Wie gehen Sie bei der Prüfung der Rechtmäßigkeit genau vor? Welche Akteur/-innen spielen eine Rolle in dem Prozedere?
Die Prüfung und Klage gegen den Freistaat Sachsen erfolgen über den Antrag unseres Rechtsanwaltes David Wirth und seiner Kanzlei nach unserem Auftrag – so weit zum trockenen Teil. Es spielen bislang unzählige Akteur/-innen eine wichtige Rolle. Einige möchten aktuell nicht genannt werden, da sie größere Häuser in unserer Stadt vertreten. Insgesamt möchten wir 100 Gastronomen und Leute aus der Veranstaltungsbranche für die Klage und die Aufteilung der Prozesskosten mobilisieren.

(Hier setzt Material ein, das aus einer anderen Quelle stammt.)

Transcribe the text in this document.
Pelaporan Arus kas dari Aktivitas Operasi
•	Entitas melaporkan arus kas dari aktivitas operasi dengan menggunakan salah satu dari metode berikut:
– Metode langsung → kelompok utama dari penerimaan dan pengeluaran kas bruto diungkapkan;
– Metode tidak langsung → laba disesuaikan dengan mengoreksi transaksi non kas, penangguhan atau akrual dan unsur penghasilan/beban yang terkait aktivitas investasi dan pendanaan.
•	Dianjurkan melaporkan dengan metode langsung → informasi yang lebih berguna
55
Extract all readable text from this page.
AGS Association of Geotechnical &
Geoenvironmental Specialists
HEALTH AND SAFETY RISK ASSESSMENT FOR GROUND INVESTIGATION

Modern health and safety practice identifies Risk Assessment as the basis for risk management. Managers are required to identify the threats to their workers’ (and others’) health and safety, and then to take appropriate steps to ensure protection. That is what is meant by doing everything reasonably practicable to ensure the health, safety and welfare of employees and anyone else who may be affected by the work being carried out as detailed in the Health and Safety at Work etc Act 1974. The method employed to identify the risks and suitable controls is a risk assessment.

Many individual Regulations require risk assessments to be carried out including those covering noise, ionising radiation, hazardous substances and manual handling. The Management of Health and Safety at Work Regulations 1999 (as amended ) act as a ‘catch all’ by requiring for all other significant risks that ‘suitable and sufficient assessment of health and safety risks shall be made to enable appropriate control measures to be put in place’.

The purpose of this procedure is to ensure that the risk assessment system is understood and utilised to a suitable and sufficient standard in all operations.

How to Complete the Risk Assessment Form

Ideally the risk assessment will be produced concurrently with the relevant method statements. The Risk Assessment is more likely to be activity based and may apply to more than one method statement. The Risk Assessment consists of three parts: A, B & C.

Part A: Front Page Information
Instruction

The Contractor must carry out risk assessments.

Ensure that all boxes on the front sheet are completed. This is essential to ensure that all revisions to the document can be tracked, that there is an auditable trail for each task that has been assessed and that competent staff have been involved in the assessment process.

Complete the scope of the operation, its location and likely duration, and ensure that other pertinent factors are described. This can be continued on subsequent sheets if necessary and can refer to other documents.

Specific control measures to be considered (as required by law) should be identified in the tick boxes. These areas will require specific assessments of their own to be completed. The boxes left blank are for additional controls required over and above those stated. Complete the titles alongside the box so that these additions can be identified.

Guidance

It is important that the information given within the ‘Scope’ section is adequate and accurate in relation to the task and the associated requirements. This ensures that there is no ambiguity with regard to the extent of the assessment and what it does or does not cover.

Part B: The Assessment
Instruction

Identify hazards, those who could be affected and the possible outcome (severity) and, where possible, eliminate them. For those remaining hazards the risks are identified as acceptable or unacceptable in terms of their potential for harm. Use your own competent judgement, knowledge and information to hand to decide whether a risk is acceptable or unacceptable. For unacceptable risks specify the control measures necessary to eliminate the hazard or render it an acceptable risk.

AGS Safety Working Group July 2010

Auch der Dehoga in Sachsen prüft die rechtlichen Schritte des Lockdowns, während einige andere Landesverbände des Deutschen Hotel- und Gaststättenverbandes von Klagen und Prüfungen auf Rechtmäßigkeit der Einschränkungen abraten. Inwiefern erfolgt eine Zusammenarbeit mit dem sächsischen Landesverband in Ihrem Anliegen?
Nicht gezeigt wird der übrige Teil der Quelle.